Manic delusions of spontaneous economic revival are characteristic of central planners. To this end, the late 1950s and early 1960s endured Mao’s hapless attempts to accelerate the Chinese economy into a new era of industrialization, collectivization, and innovation — a transformation he speciously and bombastically christened the “Great Leap Forward.” With the help of the CPC, Mao’s cabinet launched an aggressive, far-flung propaganda campaign, hoping to inspire workers and abate swelling criticism of the Communist Party.

Instead, the nation plunged even deeper into the economic abyss. Peasants were snatched from their farms and forced into state labor, often building improperly engineered irrigation systems and expensive industrial complexes with little to no usefulness.

In April 1959, private farming was made illegal, ushering in the events of the Great Chinese Famine (1959-61). Cooking utensils were seized from people’s homes, crops such as opium were deemed “evil” and outlawed, cannibalism swept the countryside, and party officials made starving agricultural peasants work under draconian conditions and hours. In what history may consider the blink of an eye, a nation of self-sufficient farmers had become slaves to the whims of an evil tyrant and his throng of sycophantic party elites.

Yang Jisheng, a Chinese journalist who grew up and attended public school during the Great Leap Forward, spent years studying state-owned documents detailing the penurious existence of the Chinese working class. He estimates that approximately 36 million people died as a result of the Great Leap Forward and subsequent famine. Other scholars, meanwhile, place the death toll as high as 45 million, making the Great Leap Forward one of the most notable cases of democide in human history.

Fortunately, following Mao’s death in 1976, long-hidden plans to introduce more pragmatic and economically sound reforms began surfacing under the direction of Deng Xiaoping. Tax incentives, low tariffs, and special economic zones — a concept the Chinese had been wholly unacquainted with, but which Hongkongers had long embraced — became sanctums for investors and entrepreneurs all across China.

The years that followed saw millions of formerly displaced Chinese urbanites rise out of poverty (often for the first time in their lives) as the country established itself as a global manufacturing titan.
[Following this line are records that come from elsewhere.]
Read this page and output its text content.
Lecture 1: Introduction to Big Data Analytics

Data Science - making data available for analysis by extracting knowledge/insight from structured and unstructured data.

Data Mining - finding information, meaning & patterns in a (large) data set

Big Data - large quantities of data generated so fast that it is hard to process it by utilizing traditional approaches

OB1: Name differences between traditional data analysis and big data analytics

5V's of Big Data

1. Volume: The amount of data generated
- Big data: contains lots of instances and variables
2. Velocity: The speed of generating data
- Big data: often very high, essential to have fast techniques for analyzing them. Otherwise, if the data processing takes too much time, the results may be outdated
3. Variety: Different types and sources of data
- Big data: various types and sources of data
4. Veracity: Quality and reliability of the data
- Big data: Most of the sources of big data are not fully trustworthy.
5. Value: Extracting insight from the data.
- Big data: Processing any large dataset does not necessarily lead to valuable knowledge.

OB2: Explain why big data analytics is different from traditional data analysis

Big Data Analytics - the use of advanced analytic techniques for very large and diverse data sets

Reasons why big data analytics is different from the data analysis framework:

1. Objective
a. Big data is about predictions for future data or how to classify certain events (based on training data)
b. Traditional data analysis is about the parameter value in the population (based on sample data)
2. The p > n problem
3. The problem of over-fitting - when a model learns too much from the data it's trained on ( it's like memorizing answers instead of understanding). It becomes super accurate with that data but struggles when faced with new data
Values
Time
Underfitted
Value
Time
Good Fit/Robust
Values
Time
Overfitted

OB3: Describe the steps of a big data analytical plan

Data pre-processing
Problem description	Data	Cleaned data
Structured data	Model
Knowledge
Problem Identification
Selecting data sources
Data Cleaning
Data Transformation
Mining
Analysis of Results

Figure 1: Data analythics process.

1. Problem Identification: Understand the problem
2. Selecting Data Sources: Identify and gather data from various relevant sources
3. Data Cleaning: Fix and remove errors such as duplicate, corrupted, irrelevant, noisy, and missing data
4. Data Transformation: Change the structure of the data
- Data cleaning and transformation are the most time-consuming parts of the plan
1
All those products filling your Walmart shelves? Thank Deng’s market reforms of the 1970s and 1980s.

The People’s Republic of China still has a long road ahead in the journey toward economic and political freedom; its lackluster ranking at 100th place in the 2019 Heritage Index for Economic Freedom confirms this, as does its miserable “not free” rating from Freedom House for its repressive media, human rights violations, and censorship policies.

Meanwhile, Hong Kong has remained a beacon of freedom in the world, earning 1st place in the same 2019 index. However, high tensions still dominate Hong Kong-Beijing relations, while the “one country, two systems” policy hurdles toward expiration in 2047.

Without some sort of political paradigm shift between now and then, the people of Hong Kong are bound to lose every shred of their economic and political autonomy under the thumb of Beijing. Such a tragic loss of liberty for so many millions of people cannot be considered a cause for celebration.